Rate Limits and Retries
Per-key rate limits (RPM)
Rate limits are enforced per API key, measured as requests per minute (RPM).
| Plan | Default RPM |
|---|---|
| Free | 30 |
| Starter | 100 |
| Pro | 500 |
| Enterprise | Unlimited (by contract) |
Notes:
- A key's RPM can be set below the plan maximum at creation time via the Rate Limit field in the console.
- Exceeding the limit returns
429 RATE_LIMIT_EXCEEDED. - The default hard cap per key is 100 RPM. Higher limits require an Enterprise contract.
Recommended retry strategy
For 429 and 5xx responses, retry with exponential backoff and jitter.
Safe defaults:
- Retry budget: 3 attempts total.
- Initial delay: 1 second.
- Backoff multiplier: 2×.
- Jitter: ±20%.
- Do not retry
400,401, or402— they will never succeed without a code change.
import random, time, requests
def request_with_retry(method, url, **kwargs):
delay = 1.0
for attempt in range(3):
r = requests.request(method, url, timeout=30, **kwargs)
if r.status_code < 400:
return r
if r.status_code in (400, 401, 402):
r.raise_for_status()
if attempt == 2:
r.raise_for_status()
time.sleep(delay * (1 + random.uniform(-0.2, 0.2)))
delay *= 2
Concurrency
- Concurrent requests from the same key count against the same RPM budget.
- There is no documented maximum concurrent connection count. In practice, keep concurrency below RPM/60 to avoid bursty 429s (e.g., ≤ 8 concurrent for Pro at 500 RPM).
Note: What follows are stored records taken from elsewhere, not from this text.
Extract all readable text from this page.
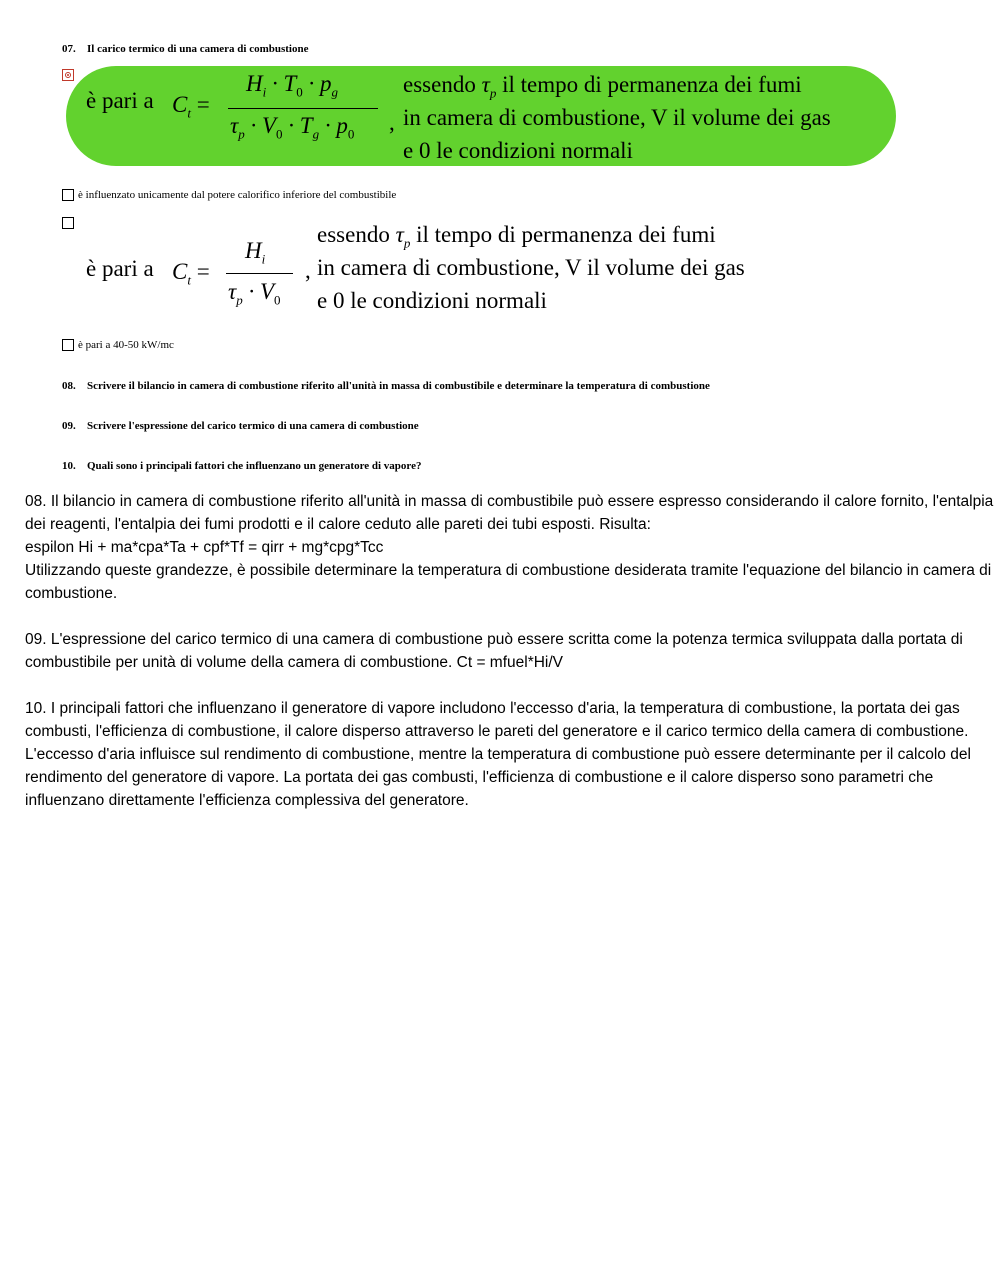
07. Il carico termico di una camera di combustione
è pari a $C_t$ =
$H_i \cdot T_0 \cdot p_g$
$\tau_p \cdot V_0 \cdot T_g \cdot p_0$ ,
essendo $\tau_p$ il tempo di permanenza dei fumi
in camera di combustione, V il volume dei gas
e 0 le condizioni normali
è influenzato unicamente dal potere calorifico inferiore del combustibile
è pari a $C_t$ =
$H_i$
$\tau_p \cdot V_0$
,
essendo $\tau_p$ il tempo di permanenza dei fumi
in camera di combustione, V il volume dei gas
e 0 le condizioni normali
è pari a 40-50 kW/mc
08. Scrivere il bilancio in camera di combustione riferito all'unità in massa di combustibile e determinare la temperatura di combustione
09. Scrivere l'espressione del carico termico di una camera di combustione
10. Quali sono i principali fattori che influenzano un generatore di vapore?

08. Il bilancio in camera di combustione riferito all'unità in massa di combustibile può essere espresso considerando il calore fornito, l'entalpia dei reagenti, l'entalpia dei fumi prodotti e il calore ceduto alle pareti dei tubi esposti. Risulta:

espilon Hi + ma*cpa*Ta + cpf*Tf = qirr + mg*cpg*Tcc

Utilizzando queste grandezze, è possibile determinare la temperatura di combustione desiderata tramite l'equazione del bilancio in camera di combustione.

09. L'espressione del carico termico di una camera di combustione può essere scritta come la potenza termica sviluppata dalla portata di combustibile per unità di volume della camera di combustione. Ct = mfuel*Hi/V

10. I principali fattori che influenzano il generatore di vapore includono l'eccesso d'aria, la temperatura di combustione, la portata dei gas combusti, l'efficienza di combustione, il calore disperso attraverso le pareti del generatore e il carico termico della camera di combustione. L'eccesso d'aria influisce sul rendimento di combustione, mentre la temperatura di combustione può essere determinante per il calcolo del rendimento del generatore di vapore. La portata dei gas combusti, l'efficienza di combustione e il calore disperso sono parametri che influenzano direttamente l'efficienza complessiva del generatore.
- Split workloads across multiple keys only when your plan allows multiple keys (Starter ≥ 3, Pro / Enterprise unlimited).
Idempotency
Requests are idempotent in the semantic sense — the same audio returns the same analysis — but each call is billed. If you retry after a network timeout, you may be charged twice. Deduplicate on the client if this matters.